How do we use 3D tracking motion capture technology in Robotics?

The proliferation of drones has opened the public’s imagination and appreciation of robotics in all forms. The dissemination and affordability of robotics devices promises to change our everyday experience as people. Exo-skeletons, robotic assistants, robotic chefs, cleaners, friends and in some cases robotic lovers are the sensational focus of media reports and Hollywood blockbusters.

Unless you are involved in organised manufacturing assembly and factory automation, you may underestimate the extent to which worker’s every day lives are already permeated by robotic assistants and collaborative robots.

Most automotive vehicle assembly plants use manufacturing robots which provide a competitive advantage. Quality improvements, reduced warranty costs, the increase in capacity and with the relief of bottlenecks, robotics add so much whilst protecting workers from dirty, difficult and dangerous jobs. Able to operate for longer periods and more consistently, these tools are interchangeable, re-programable and reliable.

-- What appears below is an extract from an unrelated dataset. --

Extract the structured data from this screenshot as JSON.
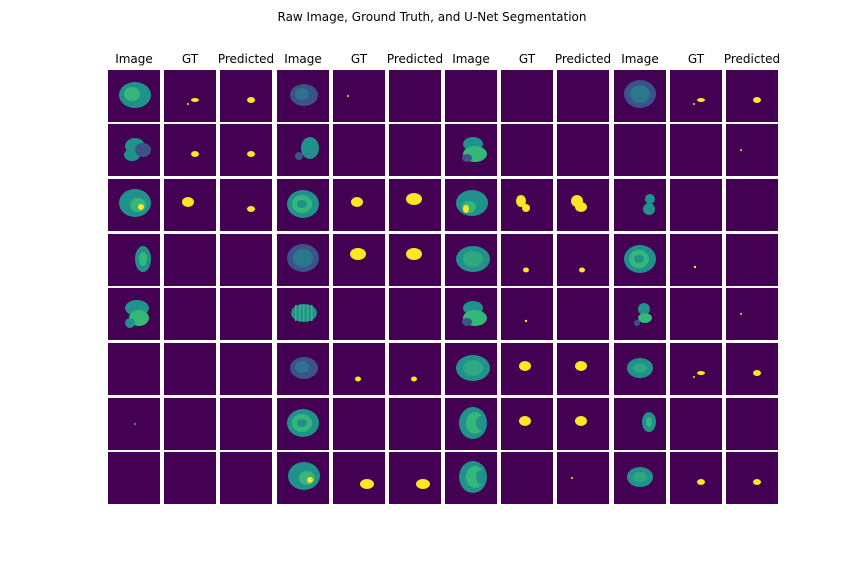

But how do 3D tracking and Motion Capture technologies factor into this?
From the start, 3D tracking technology enables programmers and engineers to validate robotic process and movement. Using optical motion capture enables object measurement of micro movements and rotational position error of less than 0.05 degrees. The exploration of the complexity of motion means you can Track, Validate then Automate Robotic control.

Research into the deployment of robotics and autonomous systems has many sub-set areas. All very important individually, but ultimately combined when robots are commercially ready for deployment to consumer and industrial markets.

These areas include, multi-agent systems, decision making under uncertainty, ontologies, swarm intelligence and bio-inspired systems, robot teams, verification and validation of robotic and autonomous systems, ethics of autonomous systems and industrial applications.

How these look in the “real” world:

  • Robotic control in theme park and entertainment spaces,
  • Automated control of flexible surfaces in projection mapping for stage, concerts and building video projection mapping, Robotic arm tracking in collaborative manufacturing and assembly spaces,
  • Warehouse robots for distribution and product selection, indeed Amazon has over 45,000 in their network.
  • Robotic vacuum cleaners keep our homes clean, voice activated robots order our music and groceries. We will soon have robotic delivery machines.
  • Research on vehicles which go to space and land on mars or are autonomous on earth all need 3D tracking to validate and determine the next movement.
  • Biomechanics and Powered Exoskeletons - metal frameworks fitted with motorised "muscles" that can multiply the wearers’ strength far beyond that of normal humans.

Knowing where you are enables you to know where you can go next and where you came from. Speed, velocity, range, accuracy and distance are all important to robotic research. All elements delivered by 3D tracking technologies, all fundamental to human and object motion.